Mark slapped his palm to his chest as if mortally offended. He was overplaying the whole…

Emily finally caught on. Mark was never a goofball unless he was teasing someone or there was a reason. His fake Texan accent was mostly for the former and it was nowhere in sight, or hearing. Which meant he had a reason for doing this. He was dragging out the moment so that Emily could make her own assessment of Group Captain Fay Cutcher. Mark trusted Cutcher. Had kept up with her and not because she was an old high school girlfriend. No, it was because they could be useful to each other. But he knew he wasn’t a regimental commander and he wouldn’t make decisions for Emily herself.

Still, it wasn’t much to go on. This was a black-on-black operation they could never admit to. On the other side, grabbing Miss Watson was something the Brits could never admit to either.
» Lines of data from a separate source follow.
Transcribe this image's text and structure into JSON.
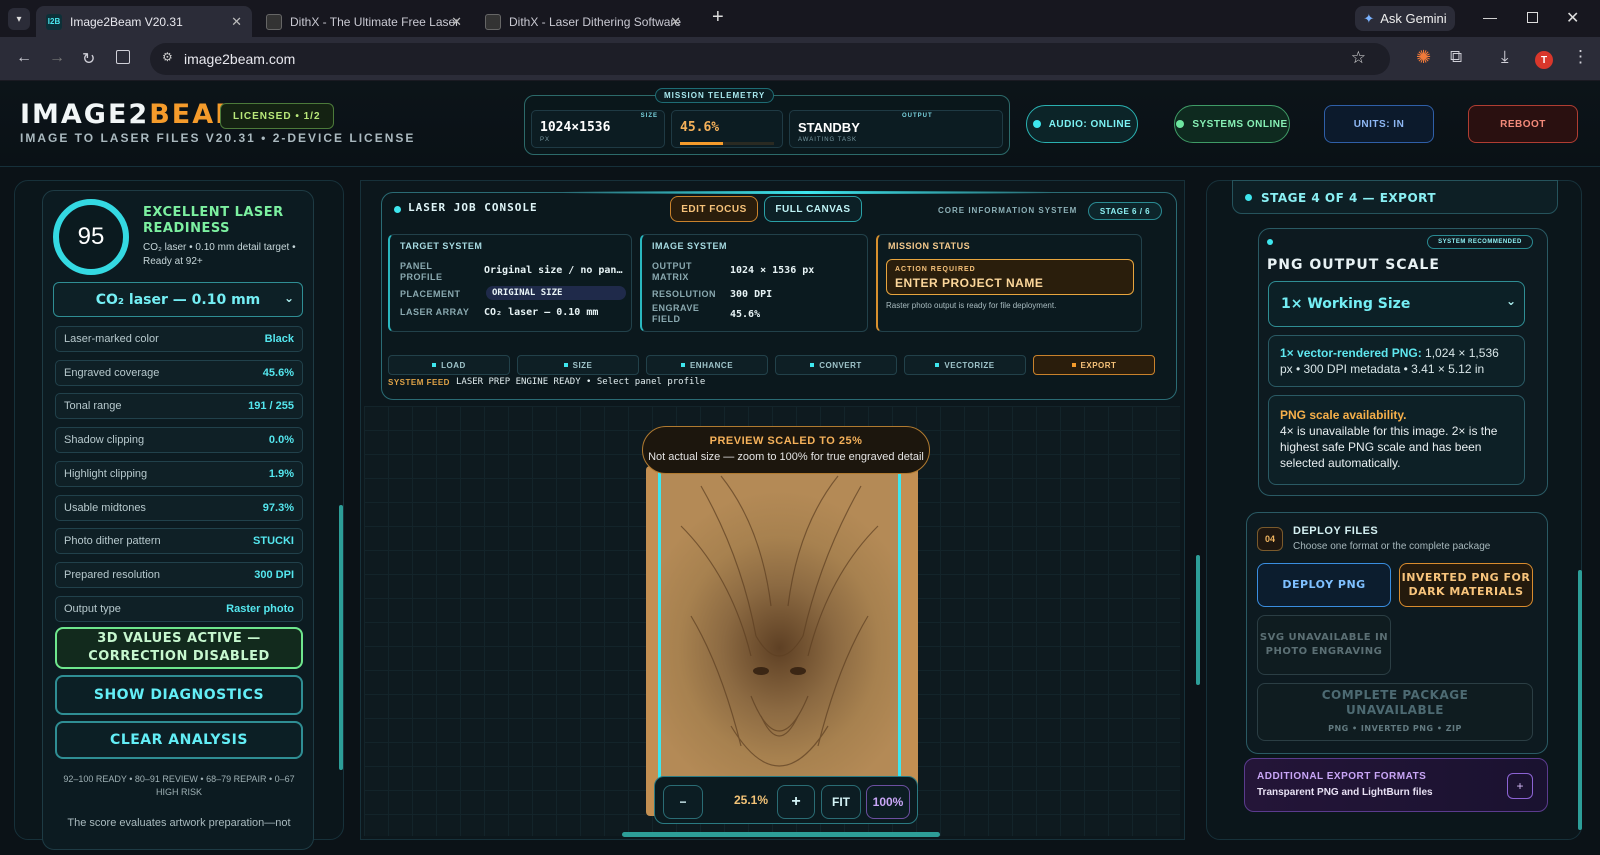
{
  "browser": {
    "tabs": [
      {
        "title": "Image2Beam V20.31",
        "favicon": "I2B"
      },
      {
        "title": "DithX - The Ultimate Free Laser",
        "favicon": ""
      },
      {
        "title": "DithX - Laser Dithering Software",
        "favicon": ""
      }
    ],
    "ask_gemini": "Ask Gemini",
    "url": "image2beam.com",
    "profile_initial": "T"
  },
  "header": {
    "logo_a": "IMAGE2",
    "logo_b": "BEAM",
    "license_badge": "LICENSED • 1/2",
    "subtitle": "IMAGE TO LASER FILES V20.31 • 2-DEVICE LICENSE",
    "telemetry_label": "MISSION TELEMETRY",
    "telemetry": [
      {
        "key": "SIZE",
        "value": "1024×1536",
        "sub": "PX"
      },
      {
        "key": "",
        "value": "45.6%",
        "sub": ""
      },
      {
        "key": "OUTPUT",
        "value": "STANDBY",
        "sub": "AWAITING TASK"
      }
    ],
    "audio": "AUDIO: ONLINE",
    "systems": "SYSTEMS ONLINE",
    "units": "UNITS: IN",
    "reboot": "REBOOT"
  },
  "left": {
    "score": "95",
    "score_title": "EXCELLENT LASER READINESS",
    "score_desc": "CO₂ laser • 0.10 mm detail target • Ready at 92+",
    "laser_select": "CO₂ laser — 0.10 mm",
    "metrics": [
      {
        "label": "Laser-marked color",
        "value": "Black"
      },
      {
        "label": "Engraved coverage",
        "value": "45.6%"
      },
      {
        "label": "Tonal range",
        "value": "191 / 255"
      },
      {
        "label": "Shadow clipping",
        "value": "0.0%"
      },
      {
        "label": "Highlight clipping",
        "value": "1.9%"
      },
      {
        "label": "Usable midtones",
        "value": "97.3%"
      },
      {
        "label": "Photo dither pattern",
        "value": "STUCKI"
      },
      {
        "label": "Prepared resolution",
        "value": "300 DPI"
      },
      {
        "label": "Output type",
        "value": "Raster photo"
      }
    ],
    "btn_3d": "3D VALUES ACTIVE — CORRECTION DISABLED",
    "btn_diag": "SHOW DIAGNOSTICS",
    "btn_clear": "CLEAR ANALYSIS",
    "legend": "92–100 READY • 80–91 REVIEW • 68–79 REPAIR • 0–67 HIGH RISK",
    "footer": "The score evaluates artwork preparation—not"
  },
  "console": {
    "title": "LASER JOB CONSOLE",
    "edit_focus": "EDIT FOCUS",
    "full_canvas": "FULL CANVAS",
    "core": "CORE INFORMATION SYSTEM",
    "stage": "STAGE 6 / 6",
    "target": {
      "title": "TARGET SYSTEM",
      "k1": "PANEL PROFILE",
      "v1": "Original size / no pan…",
      "k2": "PLACEMENT",
      "v2": "ORIGINAL SIZE",
      "k3": "LASER ARRAY",
      "v3": "CO₂ laser — 0.10 mm"
    },
    "image": {
      "title": "IMAGE SYSTEM",
      "k1": "OUTPUT MATRIX",
      "v1": "1024 × 1536 px",
      "k2": "RESOLUTION",
      "v2": "300 DPI",
      "k3": "ENGRAVE FIELD",
      "v3": "45.6%"
    },
    "mission": {
      "title": "MISSION STATUS",
      "action_label": "ACTION REQUIRED",
      "action_value": "ENTER PROJECT NAME",
      "note": "Raster photo output is ready for file deployment."
    },
    "steps": [
      "LOAD",
      "SIZE",
      "ENHANCE",
      "CONVERT",
      "VECTORIZE",
      "EXPORT"
    ],
    "feed_label": "SYSTEM FEED",
    "feed": "LASER PREP ENGINE READY • Select panel profile"
  },
  "preview": {
    "title": "PREVIEW SCALED TO 25%",
    "subtitle": "Not actual size — zoom to 100% for true engraved detail",
    "minus": "−",
    "zoom": "25.1%",
    "plus": "+",
    "fit": "FIT",
    "full": "100%"
  },
  "right": {
    "stage_title": "STAGE 4 OF 4 — EXPORT",
    "recommended": "SYSTEM RECOMMENDED",
    "scale_title": "PNG OUTPUT SCALE",
    "scale_select": "1× Working Size",
    "info_bold": "1× vector-rendered PNG:",
    "info_rest": " 1,024 × 1,536 px • 300 DPI metadata • 3.41 × 5.12 in",
    "warn_title": "PNG scale availability.",
    "warn_body": "4× is unavailable for this image. 2× is the highest safe PNG scale and has been selected automatically.",
    "deploy_num": "04",
    "deploy_title": "DEPLOY FILES",
    "deploy_sub": "Choose one format or the complete package",
    "btn_png": "DEPLOY PNG",
    "btn_inverted": "INVERTED PNG FOR DARK MATERIALS",
    "btn_svg": "SVG UNAVAILABLE IN PHOTO ENGRAVING",
    "pkg_title": "COMPLETE PACKAGE UNAVAILABLE",
    "pkg_sub": "PNG • INVERTED PNG • ZIP",
    "additional_title": "ADDITIONAL EXPORT FORMATS",
    "additional_sub": "Transparent PNG and LightBurn files",
    "additional_btn": "+"
  },
  "colors": {
    "accent": "#3ee6ee",
    "orange": "#f59b2b",
    "red": "#e25a4a",
    "purple": "#a56be8"
  }
}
The question became, was it the British establishment that had grabbed her or had someone gone rogue as Abby and Derek had labeled it? If the latter, perhaps she could trust Mark’s old friend. If the former, not at all.

44

“What did you think of her?”

“She dissed Yankees,” Abby sniffed at the air. “Not even worthy of my consideration. If she?—”
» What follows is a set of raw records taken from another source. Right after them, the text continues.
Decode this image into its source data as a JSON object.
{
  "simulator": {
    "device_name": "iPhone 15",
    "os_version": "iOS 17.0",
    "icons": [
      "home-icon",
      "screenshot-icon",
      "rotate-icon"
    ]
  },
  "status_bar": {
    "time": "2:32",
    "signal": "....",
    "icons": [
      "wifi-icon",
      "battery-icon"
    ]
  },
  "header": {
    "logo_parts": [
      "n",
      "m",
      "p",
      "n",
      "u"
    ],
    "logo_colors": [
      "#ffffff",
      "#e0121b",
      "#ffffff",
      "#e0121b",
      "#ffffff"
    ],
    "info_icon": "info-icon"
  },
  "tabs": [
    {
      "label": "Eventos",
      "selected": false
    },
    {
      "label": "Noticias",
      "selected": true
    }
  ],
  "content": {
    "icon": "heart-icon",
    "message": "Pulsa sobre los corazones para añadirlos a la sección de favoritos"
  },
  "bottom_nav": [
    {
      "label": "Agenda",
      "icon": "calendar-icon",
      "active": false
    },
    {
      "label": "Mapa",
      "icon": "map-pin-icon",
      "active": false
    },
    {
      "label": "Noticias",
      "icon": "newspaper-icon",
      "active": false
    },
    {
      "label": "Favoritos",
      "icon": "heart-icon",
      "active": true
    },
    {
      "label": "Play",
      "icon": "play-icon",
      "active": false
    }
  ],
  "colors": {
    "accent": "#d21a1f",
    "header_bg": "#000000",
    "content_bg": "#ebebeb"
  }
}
“No, Abby, be real.” Derek cut her off as they steadied one of the big rotor blades until it settled cleanly on the forklift’s tines. “She’s the commander of the Royal Air Force’s largest base. She could lead us to the kidnappers—or be in cahoots with them.”

Abby glanced over to where Beale and Henderson were still talking with the Brit. “Snap judgment, I haven’t a clue. But we had less time with her than folks from away have with rational thought.”

“Hey, I’m from away.”

“Like I said.” She loved it when others made her point for her. “Honestly though, how do you judge that?” Then she focused on his face. There was something bothering him, deeply.

A quick look around and she could picture Derek and Colonel Gibson standing together in the rain watching her. Talking about her or talking options? Guessing about Colonel Gibson, probably the latter. Her breath caught as she remembered her earlier conversation with Derek on the plane. Derek was a top marksman, but that didn’t mean he’d necessarily be shooting at a British soldier. Execute Miss Watson if they couldn’t rescue her? How cold-blooded was the silent colonel? Probably not for her to judge after his decades of service but that was a puddle far deeper than the ducks.

She couldn’t seem to stop keeping track of Derek. It was ridiculous that a single night with a man could let him slip so deeply into her thoughts. Well, it had been three nights: two simulated battles, with a very pleasant aftermath to the second, and sleeping on his shoulder.

“Did he—” She shook her head. Oh, he absolutely had. “Never mind. Not my business.”

“You’re a part of…” Derek flapped his hand helplessly, in no particular direction that she could discern. In her brief experience, he was, atypically for a D-boy, rarely at a loss for words. Something major was bothering him.